Mirror Tree

Given a Binary Tree, convert it into its mirror.
            

Examples:

Input:
      1
    /  \
   2    3
Output: 3 1 2
Explanation: The tree is
   1    (mirror)  1
 /  \    =>      /  \
2    3          3    2
The inorder of mirror is 3 1 2

Input:
      10
     /  \
    20   30
   /  \
  40  60
Output: 30 10 60 20 40
Explanation: The tree is
      10               10
    /    \  (mirror) /    \
   20    30    =>   30    20
  /  \                   /   \
 40  60                 60   40
The inroder traversal of mirror is
30 10 60 20 40.

Expected Time Complexity: O(N).
Expected Auxiliary Space: O(Height of the Tree).

Constraints:
1 ≤ Number of nodes ≤ 10⁵
1 ≤ Data of a node ≤ 10⁵

Approach 01

class Solution {
  public:
    // Function to convert a binary tree into its mirror tree.
    void mirror(Node* node) {
        // code here
        if(!node){
            return;
        }
        
        Node* temp = node->left;
        node->left = node->right;
        node->right = temp;
        
        mirror(node->left);
        mirror(node->right);
    }
};

class Solution:
    # Function to convert a binary tree into its mirror tree.
    def mirror(self, node):
        # Base case: if the node is None, return
        if not node:
            return
        
        # Swap the left and right children
        temp = node.left
        node.left = node.right
        node.right = temp
        
        # Recursively mirror the left and right subtrees
        self.mirror(node.left)
        self.mirror(node.right)

Time Complexity

• Recursively Traversing the Binary Tree:

  The algorithm visits each node of the binary tree exactly once to swap its left and right children. Let n be the number of nodes in the binary tree. Since each node is processed once, the time complexity of the function is \(O(n)\).

• Swapping Nodes:

  The swap operation of the left and right child nodes is an \(O(1)\) operation for each node. Given that the algorithm performs this operation for all nodes, it does not add additional complexity beyond the traversal, so the overall time complexity remains \(O(n)\).

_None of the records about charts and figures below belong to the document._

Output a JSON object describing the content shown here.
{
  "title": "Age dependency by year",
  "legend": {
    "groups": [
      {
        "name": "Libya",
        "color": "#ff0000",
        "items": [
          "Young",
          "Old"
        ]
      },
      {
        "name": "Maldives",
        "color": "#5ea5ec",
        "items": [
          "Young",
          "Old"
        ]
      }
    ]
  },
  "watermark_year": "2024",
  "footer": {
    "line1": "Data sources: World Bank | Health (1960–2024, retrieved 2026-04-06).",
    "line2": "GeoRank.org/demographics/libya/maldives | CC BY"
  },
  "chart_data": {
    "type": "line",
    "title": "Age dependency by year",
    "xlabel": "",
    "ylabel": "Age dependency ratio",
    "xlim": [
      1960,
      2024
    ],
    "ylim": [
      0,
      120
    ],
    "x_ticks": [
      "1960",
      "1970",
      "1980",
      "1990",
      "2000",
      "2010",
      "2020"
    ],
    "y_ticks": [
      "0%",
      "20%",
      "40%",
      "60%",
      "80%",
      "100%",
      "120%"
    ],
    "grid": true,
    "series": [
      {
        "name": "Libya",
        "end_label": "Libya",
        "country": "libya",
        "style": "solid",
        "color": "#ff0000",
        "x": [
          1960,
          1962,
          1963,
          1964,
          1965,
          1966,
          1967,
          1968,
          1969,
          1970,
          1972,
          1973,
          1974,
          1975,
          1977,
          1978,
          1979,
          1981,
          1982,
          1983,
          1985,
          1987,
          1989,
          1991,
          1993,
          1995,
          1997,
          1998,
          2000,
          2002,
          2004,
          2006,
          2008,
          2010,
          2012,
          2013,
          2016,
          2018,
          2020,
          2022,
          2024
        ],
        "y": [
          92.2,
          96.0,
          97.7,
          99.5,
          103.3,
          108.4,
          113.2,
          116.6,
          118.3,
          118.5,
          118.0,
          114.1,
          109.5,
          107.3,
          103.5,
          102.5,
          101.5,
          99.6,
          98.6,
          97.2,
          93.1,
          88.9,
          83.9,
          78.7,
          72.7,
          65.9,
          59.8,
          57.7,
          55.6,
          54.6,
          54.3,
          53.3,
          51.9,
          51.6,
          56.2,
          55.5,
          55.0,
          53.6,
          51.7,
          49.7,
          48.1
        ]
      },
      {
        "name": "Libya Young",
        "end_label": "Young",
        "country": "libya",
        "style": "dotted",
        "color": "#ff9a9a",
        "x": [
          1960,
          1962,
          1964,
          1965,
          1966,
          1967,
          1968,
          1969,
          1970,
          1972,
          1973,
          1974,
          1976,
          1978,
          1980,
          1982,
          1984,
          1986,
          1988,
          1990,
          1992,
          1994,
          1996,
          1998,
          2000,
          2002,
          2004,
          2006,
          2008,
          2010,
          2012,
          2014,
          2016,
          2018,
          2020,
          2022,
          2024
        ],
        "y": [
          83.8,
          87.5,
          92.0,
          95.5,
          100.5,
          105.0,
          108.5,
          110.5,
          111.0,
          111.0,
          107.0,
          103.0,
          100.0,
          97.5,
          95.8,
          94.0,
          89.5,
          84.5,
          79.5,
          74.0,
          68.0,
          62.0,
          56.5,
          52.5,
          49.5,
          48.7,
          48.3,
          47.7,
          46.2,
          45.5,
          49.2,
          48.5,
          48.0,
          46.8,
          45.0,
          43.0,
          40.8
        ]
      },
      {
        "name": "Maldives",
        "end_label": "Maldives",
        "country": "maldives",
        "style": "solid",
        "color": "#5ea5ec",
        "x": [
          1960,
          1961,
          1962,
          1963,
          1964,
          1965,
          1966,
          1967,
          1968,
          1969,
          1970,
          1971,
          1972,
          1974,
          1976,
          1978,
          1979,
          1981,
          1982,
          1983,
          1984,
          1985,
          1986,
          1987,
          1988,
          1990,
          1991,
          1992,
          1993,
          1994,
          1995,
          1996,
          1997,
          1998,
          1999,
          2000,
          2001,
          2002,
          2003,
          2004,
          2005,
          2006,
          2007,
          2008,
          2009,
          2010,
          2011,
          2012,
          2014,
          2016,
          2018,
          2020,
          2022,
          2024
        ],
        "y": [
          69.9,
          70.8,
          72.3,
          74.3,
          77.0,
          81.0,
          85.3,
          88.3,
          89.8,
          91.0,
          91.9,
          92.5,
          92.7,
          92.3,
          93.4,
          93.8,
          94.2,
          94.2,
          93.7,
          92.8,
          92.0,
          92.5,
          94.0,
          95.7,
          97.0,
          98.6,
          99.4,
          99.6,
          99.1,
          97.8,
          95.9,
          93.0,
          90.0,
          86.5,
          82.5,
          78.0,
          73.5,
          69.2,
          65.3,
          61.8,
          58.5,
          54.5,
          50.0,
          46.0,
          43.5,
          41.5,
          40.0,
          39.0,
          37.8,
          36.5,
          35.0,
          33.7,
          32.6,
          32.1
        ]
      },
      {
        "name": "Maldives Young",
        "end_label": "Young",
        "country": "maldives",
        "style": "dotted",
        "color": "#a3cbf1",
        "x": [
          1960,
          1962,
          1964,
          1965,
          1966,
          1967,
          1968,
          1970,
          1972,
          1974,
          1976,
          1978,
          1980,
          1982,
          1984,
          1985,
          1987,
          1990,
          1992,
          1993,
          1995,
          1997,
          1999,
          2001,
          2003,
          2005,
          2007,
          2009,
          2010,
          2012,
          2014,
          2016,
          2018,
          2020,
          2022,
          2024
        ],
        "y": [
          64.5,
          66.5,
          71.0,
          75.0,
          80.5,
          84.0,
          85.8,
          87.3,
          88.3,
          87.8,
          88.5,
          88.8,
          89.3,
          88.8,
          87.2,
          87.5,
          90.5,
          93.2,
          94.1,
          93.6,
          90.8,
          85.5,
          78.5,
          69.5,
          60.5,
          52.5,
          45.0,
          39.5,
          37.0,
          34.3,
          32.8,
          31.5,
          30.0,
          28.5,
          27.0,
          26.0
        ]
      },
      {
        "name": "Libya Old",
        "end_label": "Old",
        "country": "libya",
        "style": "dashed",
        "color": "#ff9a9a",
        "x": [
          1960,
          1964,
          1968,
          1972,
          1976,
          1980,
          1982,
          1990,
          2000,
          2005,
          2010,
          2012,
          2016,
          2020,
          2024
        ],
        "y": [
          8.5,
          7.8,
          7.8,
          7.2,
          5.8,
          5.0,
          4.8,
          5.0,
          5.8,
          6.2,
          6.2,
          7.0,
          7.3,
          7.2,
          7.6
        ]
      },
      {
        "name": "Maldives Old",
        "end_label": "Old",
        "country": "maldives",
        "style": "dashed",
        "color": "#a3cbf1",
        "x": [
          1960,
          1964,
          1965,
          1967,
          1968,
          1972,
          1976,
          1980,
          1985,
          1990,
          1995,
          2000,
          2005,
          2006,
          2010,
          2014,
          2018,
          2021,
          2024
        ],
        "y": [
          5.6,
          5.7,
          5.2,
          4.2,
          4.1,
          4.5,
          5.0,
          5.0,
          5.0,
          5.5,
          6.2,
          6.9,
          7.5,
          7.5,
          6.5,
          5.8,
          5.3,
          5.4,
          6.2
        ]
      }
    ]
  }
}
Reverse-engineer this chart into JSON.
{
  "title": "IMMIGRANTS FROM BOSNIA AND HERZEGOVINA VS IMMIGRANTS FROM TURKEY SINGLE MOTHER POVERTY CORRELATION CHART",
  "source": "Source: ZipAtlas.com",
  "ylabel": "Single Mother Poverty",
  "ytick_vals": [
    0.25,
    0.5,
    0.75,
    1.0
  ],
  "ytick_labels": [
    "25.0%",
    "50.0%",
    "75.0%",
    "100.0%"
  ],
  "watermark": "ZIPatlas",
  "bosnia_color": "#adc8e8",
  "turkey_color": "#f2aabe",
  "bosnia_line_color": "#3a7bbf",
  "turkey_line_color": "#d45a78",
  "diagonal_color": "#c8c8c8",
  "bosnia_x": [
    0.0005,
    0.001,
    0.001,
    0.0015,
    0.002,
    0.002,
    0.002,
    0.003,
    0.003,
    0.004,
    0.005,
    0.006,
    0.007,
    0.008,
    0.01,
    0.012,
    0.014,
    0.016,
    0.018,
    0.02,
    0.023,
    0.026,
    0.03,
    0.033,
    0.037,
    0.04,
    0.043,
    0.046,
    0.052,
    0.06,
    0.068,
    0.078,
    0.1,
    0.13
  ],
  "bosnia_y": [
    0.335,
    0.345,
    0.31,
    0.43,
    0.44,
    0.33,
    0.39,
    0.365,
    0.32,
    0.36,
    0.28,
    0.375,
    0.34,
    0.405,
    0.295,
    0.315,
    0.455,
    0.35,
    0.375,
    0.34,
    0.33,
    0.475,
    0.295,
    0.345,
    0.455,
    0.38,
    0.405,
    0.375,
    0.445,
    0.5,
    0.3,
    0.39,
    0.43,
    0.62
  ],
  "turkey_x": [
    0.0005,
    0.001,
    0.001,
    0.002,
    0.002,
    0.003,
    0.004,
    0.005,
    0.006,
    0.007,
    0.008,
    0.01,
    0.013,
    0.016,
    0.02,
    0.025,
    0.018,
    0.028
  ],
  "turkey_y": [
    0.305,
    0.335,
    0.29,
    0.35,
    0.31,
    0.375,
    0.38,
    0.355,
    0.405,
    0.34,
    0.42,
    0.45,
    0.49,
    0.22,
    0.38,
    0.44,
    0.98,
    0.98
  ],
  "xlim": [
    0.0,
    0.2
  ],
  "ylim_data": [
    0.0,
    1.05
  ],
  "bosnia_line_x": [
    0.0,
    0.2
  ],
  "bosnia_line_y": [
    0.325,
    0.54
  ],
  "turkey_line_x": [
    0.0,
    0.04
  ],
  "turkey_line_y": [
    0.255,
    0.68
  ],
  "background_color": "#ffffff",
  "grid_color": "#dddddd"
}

• Overall Time Complexity:

  The overall time complexity is \(O(n)\), where n is the number of nodes in the binary tree.

Space Complexity

• Recursive Call Stack:

  The space complexity is determined by the recursion stack. In the worst case, the height of the binary tree could be n (in the case of a skewed tree), leading to an \(O(n)\) space complexity. For a balanced binary tree, the height would be \(O(\log n)\), making the space complexity \(O(\log n)\).

• Space for Variables:

  The algorithm uses a single temporary pointer temp to swap nodes, which requires \(O(1)\) space.

• Overall Space Complexity:

  The overall space complexity is \(O(h)\), where h is the height of the tree. In the worst case, it is \(O(n)\); in the average case of a balanced tree, it is \(O(\log n)\).